Jul 18, 2010

[TV] Will & Grace: Season 2

Will & Grace: Season 2I've been enjoying the little cultural exchange programs that my partner and I go through as we share movies and TV shows that we like with one another. My sharing subjects tend to fall into two major categories - the geeky stuff and the gay stuff.

Obviously there's an overwhelming amount of geeky stuff for someone like me to share. On the other hand, there's also a good number of campy gay things to enjoy together. One of our recent pursuits is going through the various seasons of Will & Grace, which I'll always feel is one of the key shows in LGBT TV history. This is defintely one of those shows that works fairly well in a marathon situation - it's just laugh after laugh after laugh, quite frankly. You'll only end up stopping to take a break and if only to get the sound of Karen's insults out of your head or something.

Revisiting the show in this manner has also proven to be an interesting way to sort of relive the progress and evolution of the show. Knowing it lasted as long as it did, this helps one understand why the show worked and how it managed to survive for as long as it did.

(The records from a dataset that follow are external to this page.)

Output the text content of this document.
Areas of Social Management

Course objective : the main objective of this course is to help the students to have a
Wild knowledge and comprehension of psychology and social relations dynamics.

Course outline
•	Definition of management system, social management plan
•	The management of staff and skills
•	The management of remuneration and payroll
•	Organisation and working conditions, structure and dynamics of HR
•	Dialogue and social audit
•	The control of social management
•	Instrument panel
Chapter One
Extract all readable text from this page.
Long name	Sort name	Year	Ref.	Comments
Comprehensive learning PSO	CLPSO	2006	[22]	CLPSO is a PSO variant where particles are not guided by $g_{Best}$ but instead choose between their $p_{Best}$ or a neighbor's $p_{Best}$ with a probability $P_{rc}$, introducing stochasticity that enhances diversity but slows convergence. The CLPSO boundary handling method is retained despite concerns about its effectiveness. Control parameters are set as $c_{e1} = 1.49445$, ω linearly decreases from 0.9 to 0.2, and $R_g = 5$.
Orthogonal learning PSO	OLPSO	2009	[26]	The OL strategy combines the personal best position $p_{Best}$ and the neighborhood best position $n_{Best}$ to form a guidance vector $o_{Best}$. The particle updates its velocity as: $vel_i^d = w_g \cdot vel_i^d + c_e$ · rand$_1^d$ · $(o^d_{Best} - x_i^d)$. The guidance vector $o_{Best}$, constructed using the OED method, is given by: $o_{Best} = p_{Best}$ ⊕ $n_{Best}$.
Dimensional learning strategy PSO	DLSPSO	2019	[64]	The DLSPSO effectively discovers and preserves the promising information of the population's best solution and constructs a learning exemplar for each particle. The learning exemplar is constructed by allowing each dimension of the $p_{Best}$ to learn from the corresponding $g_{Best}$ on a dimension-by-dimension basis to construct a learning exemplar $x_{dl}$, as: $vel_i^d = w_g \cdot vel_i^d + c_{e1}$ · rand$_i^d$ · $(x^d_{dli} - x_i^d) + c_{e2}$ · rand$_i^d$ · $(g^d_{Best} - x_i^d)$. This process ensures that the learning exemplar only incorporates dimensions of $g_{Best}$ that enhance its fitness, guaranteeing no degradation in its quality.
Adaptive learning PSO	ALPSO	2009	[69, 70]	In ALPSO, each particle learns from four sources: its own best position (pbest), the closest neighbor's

The second season of Will & Grace started with a new status quo - Will (Eric McCormack) and Grace (Debra Messing) now living in separate apartments. Sure, they're still living across the hall from one another, and so it's not that radical a change, but it does represent their efforts to live separate lives. In other news, Jack (Sean Hayes) now lives with Karen (Megan Mullally) since he married her maid Rosario (Shelley Morrison) in order to get her a green card. Karen is still married to the unseen millionaire Stan. Will and Grace remain to be single...unless you count their sexless marriage as a significant enough relationship.

This season brought a number of changes to the lives of this quirky ensemble cast. There's Will nearly hitting the big time but eventually losing his practice entirely. Karen was in a porn video in her younger years. Jack was still straight was far as his parents were concerned. And Grace eventually finds a boyfriend who worships the ground that she walks on and allows her to see other men.

Naturally this meant a host of new characters joining the show. Beyond seeing a lot more of Rosario, we also got to meet Ben (Gregory Hines), who eventually becomes Will's new boss in a much larger law firm. There's Josh (Corey Parker), who becomes Grace's new age boyfriend in this season. We had fun cameos from Peter Paige (of Queer as Folk fame), Neil Patrick Harris and even Joan Collins! And fun returning characters like friends Rob (Tom Gallop) and Ellen (Leigh-Allyn Baker) and strange building neighbor Val Bassett (Molly Shannon).

The season had a lot of character growth for most of the cast and some fleshing out of their back stories. We met a lot more of most of their families save for Karen and there were definite attempts to give more of them either love prospects or at least relationships of significant importance. The Jack-Karen tandem remained to be one of the strong points of the show from a comedic perspective while Will and Grace struggled to redefine their relationship as friends. Given how close they are, I can totally get why they had such a hard time trying to set the appropriate limits and boundaries in terms of their friendship. So yeah, everyone got their turn at the plate, for the most part, and this led to a lot of good stories and more realistic personalization of the individuals.

The show also saw some budget improvements, mainly in the form of outdoor scenes and somewhat on-location shots. Plus the ever-changing wardrobe, expanded sets for certain characters and of course all the quirky guest stars. It's funny to consider Neil Patrick Harris appeared on the show well before he formally came out as a gay man. The wonders of this show never cease to amaze me.

Will & Grace: Season 2 is a must-see for any fans of the series in order to better understand a lot more about the characters' history and to make more sense of the references in future seasons. It gets 4.5 minutes of gay men kissing on screen out of a possible 5. This should sooo happen!